“It’s a great day,” says Christian Berkey, CEO of Johnson Creek, a leading maker of electronic cigarette liquid based in Wisconsin.
Berkey was referring to the FDA’s issuance Thursday of proposed federal regulation of electronic cigarettes, a nascent industry that has grown to nearly $2 billion a year in U.S. sales. The move extended the FDA’s authority to regulate new tobacco products, including electronic cigarettes, pipe tobacco, and hookah, among others.
The FDA will take comments from various stakeholders on the rules over the next 75 days, and it could be a year or more before the regulations take effect, but today’s proposed rules were a big step toward bringing the e-cig wild west under control. Currently, there are no federal rules governing e-cigarettes (though many states prohibit the sale to minors).
“People worried the regulations would be unreasonable and onerous,” says Berkey. “What we are seeing is they are not.” Upon seeing the FDA’s proposed rules today, the businesses are cheering. They see the proposal as a signal that the agency plans to take a business-friendly approach.
Craig Weiss, the President and CEO of NJOY, a popular e-cigarette maker, was even more ecstatic in a press statement: “By resisting calls to regulate ahead of – and indeed in opposition to – the science and data, today the FDA has brought NJOY a giant step closer to achieving its corporate mission of obsoleting cigarettes.”
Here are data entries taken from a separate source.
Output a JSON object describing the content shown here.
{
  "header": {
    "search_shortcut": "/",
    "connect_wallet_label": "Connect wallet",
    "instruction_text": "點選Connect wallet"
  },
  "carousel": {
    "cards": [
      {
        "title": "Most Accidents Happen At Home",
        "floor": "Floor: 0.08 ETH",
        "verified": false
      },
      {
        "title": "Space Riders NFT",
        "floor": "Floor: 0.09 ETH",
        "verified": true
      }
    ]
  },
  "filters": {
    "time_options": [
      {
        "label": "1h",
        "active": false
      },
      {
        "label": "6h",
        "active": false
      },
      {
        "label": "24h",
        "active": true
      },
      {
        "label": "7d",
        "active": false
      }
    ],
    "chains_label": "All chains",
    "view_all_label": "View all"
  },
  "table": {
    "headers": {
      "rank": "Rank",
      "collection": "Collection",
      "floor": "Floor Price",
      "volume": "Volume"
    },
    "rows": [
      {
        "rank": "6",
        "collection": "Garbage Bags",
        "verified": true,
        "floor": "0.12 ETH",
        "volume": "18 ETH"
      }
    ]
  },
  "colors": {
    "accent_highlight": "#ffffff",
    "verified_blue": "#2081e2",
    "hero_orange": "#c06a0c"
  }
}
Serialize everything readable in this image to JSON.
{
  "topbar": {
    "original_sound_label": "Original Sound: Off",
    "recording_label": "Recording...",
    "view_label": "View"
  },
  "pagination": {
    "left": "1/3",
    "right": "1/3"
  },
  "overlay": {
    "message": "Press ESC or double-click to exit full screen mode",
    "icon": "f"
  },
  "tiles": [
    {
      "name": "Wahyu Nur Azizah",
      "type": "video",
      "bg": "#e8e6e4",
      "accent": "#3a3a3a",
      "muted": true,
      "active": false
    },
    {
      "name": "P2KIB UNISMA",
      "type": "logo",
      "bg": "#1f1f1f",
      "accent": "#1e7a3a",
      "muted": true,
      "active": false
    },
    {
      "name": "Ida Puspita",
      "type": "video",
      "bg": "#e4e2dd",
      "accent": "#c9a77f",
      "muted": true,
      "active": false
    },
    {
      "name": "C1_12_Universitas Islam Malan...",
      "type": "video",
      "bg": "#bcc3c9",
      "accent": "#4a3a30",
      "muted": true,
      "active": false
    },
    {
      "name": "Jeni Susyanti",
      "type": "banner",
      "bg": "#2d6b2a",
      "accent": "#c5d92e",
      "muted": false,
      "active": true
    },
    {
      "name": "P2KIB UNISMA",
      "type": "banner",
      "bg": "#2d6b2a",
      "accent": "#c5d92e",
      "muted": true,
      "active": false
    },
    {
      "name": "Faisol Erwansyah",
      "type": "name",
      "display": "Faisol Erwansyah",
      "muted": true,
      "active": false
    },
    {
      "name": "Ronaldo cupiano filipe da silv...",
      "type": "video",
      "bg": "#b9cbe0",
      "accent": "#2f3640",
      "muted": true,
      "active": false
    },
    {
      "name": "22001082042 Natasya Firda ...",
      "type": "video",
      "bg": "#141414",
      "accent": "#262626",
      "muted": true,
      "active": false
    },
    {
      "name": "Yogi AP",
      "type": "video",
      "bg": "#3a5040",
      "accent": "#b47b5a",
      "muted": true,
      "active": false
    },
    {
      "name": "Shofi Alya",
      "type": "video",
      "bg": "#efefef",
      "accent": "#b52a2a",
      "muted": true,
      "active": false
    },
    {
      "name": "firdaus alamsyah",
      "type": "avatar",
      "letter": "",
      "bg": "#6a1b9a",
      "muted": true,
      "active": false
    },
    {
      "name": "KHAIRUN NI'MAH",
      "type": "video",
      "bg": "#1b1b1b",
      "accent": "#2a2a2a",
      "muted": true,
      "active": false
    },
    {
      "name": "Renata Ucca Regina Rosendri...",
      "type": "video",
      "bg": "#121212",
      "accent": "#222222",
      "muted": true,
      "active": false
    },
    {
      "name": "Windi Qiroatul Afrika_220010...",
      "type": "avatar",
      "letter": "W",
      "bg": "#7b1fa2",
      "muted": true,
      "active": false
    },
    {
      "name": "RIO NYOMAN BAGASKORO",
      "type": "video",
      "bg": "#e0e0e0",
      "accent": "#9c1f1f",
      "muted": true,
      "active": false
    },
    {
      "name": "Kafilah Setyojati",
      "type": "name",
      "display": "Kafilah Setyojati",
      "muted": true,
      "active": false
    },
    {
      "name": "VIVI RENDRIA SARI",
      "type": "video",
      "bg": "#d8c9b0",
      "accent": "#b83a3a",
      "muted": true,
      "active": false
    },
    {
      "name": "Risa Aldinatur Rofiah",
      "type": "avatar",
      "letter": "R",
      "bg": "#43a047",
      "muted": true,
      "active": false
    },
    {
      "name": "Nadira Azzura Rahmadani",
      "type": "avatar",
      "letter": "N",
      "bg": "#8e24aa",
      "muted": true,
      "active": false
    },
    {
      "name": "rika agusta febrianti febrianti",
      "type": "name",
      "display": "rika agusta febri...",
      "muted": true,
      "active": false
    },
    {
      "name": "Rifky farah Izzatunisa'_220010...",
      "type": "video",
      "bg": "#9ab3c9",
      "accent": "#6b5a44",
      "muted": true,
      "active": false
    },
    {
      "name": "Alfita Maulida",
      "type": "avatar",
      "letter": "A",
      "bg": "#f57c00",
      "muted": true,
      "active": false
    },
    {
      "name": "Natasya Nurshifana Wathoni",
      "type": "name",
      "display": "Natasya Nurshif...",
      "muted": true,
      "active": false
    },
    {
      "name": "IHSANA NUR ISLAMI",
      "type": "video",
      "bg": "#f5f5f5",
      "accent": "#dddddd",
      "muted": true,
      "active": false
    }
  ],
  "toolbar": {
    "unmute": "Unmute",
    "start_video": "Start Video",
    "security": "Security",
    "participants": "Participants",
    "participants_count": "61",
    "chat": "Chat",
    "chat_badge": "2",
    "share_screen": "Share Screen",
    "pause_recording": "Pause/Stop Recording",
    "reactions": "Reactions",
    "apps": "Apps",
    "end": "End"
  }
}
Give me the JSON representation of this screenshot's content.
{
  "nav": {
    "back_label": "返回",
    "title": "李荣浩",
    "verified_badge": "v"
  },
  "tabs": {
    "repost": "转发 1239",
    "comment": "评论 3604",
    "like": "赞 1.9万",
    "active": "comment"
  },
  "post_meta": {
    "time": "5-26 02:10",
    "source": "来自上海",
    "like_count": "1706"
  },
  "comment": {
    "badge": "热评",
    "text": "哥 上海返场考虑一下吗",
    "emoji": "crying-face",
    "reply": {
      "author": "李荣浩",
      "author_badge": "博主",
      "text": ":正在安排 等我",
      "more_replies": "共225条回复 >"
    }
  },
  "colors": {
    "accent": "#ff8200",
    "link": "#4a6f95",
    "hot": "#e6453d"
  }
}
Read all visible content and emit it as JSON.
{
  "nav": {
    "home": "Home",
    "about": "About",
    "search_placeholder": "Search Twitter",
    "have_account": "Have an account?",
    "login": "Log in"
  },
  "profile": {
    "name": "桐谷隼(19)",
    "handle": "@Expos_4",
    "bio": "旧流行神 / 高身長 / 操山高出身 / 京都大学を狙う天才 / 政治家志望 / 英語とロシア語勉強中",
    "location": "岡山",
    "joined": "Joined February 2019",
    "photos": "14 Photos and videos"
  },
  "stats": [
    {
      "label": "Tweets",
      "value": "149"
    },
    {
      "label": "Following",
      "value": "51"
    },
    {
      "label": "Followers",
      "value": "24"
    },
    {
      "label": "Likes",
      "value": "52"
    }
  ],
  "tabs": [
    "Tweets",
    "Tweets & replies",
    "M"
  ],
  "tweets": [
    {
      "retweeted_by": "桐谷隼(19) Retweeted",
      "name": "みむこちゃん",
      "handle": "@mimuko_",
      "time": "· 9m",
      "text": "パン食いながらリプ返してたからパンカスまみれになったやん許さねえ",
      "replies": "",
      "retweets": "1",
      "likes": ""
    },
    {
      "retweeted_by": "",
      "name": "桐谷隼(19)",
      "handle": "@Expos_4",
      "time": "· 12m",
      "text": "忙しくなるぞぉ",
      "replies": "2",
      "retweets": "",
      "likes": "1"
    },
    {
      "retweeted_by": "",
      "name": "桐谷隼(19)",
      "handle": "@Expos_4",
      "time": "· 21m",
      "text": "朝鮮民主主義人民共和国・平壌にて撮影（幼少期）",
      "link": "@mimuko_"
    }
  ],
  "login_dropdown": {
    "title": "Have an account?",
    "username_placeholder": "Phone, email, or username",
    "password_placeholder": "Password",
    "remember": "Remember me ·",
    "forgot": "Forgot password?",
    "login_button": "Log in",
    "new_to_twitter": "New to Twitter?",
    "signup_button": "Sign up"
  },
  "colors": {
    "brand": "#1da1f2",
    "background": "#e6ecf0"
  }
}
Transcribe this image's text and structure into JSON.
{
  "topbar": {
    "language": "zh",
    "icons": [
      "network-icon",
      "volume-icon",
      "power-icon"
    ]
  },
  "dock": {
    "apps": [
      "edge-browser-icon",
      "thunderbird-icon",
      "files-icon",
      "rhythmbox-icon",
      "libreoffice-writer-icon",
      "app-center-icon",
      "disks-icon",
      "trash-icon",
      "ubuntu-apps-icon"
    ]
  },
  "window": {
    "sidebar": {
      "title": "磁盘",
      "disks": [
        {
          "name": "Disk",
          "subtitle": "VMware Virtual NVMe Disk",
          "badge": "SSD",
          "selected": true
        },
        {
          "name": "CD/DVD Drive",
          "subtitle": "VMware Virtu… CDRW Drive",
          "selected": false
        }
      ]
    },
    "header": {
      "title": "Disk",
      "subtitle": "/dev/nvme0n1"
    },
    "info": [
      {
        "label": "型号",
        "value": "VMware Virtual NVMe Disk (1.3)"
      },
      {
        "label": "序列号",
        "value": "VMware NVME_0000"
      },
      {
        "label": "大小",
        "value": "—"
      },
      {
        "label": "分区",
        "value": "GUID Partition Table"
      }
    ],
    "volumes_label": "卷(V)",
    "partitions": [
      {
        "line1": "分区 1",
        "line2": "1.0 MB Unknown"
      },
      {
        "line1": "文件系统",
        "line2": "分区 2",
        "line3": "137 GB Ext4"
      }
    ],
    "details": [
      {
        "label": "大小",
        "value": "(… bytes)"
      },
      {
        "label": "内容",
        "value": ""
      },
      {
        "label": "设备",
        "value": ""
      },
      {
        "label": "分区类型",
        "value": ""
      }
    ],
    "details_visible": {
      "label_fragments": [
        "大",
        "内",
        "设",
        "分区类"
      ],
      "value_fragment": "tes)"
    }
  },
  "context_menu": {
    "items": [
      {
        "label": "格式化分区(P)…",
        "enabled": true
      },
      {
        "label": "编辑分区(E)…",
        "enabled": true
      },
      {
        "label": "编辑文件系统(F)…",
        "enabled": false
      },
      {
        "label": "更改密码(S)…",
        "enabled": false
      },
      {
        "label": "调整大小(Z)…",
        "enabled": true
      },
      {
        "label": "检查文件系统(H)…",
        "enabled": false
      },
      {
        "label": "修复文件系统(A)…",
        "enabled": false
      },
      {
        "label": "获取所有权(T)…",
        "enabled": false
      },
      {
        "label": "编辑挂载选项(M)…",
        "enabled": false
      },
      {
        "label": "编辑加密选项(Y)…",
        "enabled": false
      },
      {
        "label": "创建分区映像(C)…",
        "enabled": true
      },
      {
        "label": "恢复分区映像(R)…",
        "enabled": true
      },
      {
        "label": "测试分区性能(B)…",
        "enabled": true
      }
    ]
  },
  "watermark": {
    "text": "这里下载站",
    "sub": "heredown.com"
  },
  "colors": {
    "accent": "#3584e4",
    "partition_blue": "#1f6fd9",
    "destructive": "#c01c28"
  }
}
“I would say that there were certain people that went into this thinking the FDA would be a foe — an irrational, illogical opponent to these devices,” says Miguel Martin, president of Logic Premium Electronic cigarettes, another top e-cigarette manufacturer, “[But] they’ve hit the ball right down the middle of the fairway. It is early, I might change opinion,but the original set up on the process seems extremely fair.”
The proposed regulations would ban the sale of e-cigarettes to minors and in vending machines where minors are allowed, require labels that list the ingredients and warn of the addictive properties of nicotine, and require companies to register new products with the FDA with a rigorous application process before they can put them on the market.
The FDA has not yet proposed to ban flavors, which some anti-smoking advocates say appeal to kids, nor have they banned internet sales or advertising of e-cigarettes. And the FDA has given electronic cigarette companies a two-year window after the regulations go into effect to keep their products on the market while they apply to register new products.
Currently, it is illegal for e-cigarette companies to make health claims that their products are healthier than regular cigarettes or can help people quit—a question that needs more thanks to a court decision ruling in 2009. But in today’s deeming regulations, the FDA opened a pathway for companies to make health claims by submitting supporting research to the FDA.
“I suspect that many companies are going to take a run at that,” says Martin.
The proposals are really just a starting point. Mitchell Zeller, the director of the Center for Tobacco Products at the FDA, called the proposed rules “foundational” today in a call with reporters, signaling that future regulations could ban or restrict things like internet sales, flavors, or advertising. And after the first two year grace period, e-cigarettes will still be subject to potentially long application processes for new products that might hurt business, say manufacturers.
“It’s not time for a victory lap,” says Martin. “A lot can change.”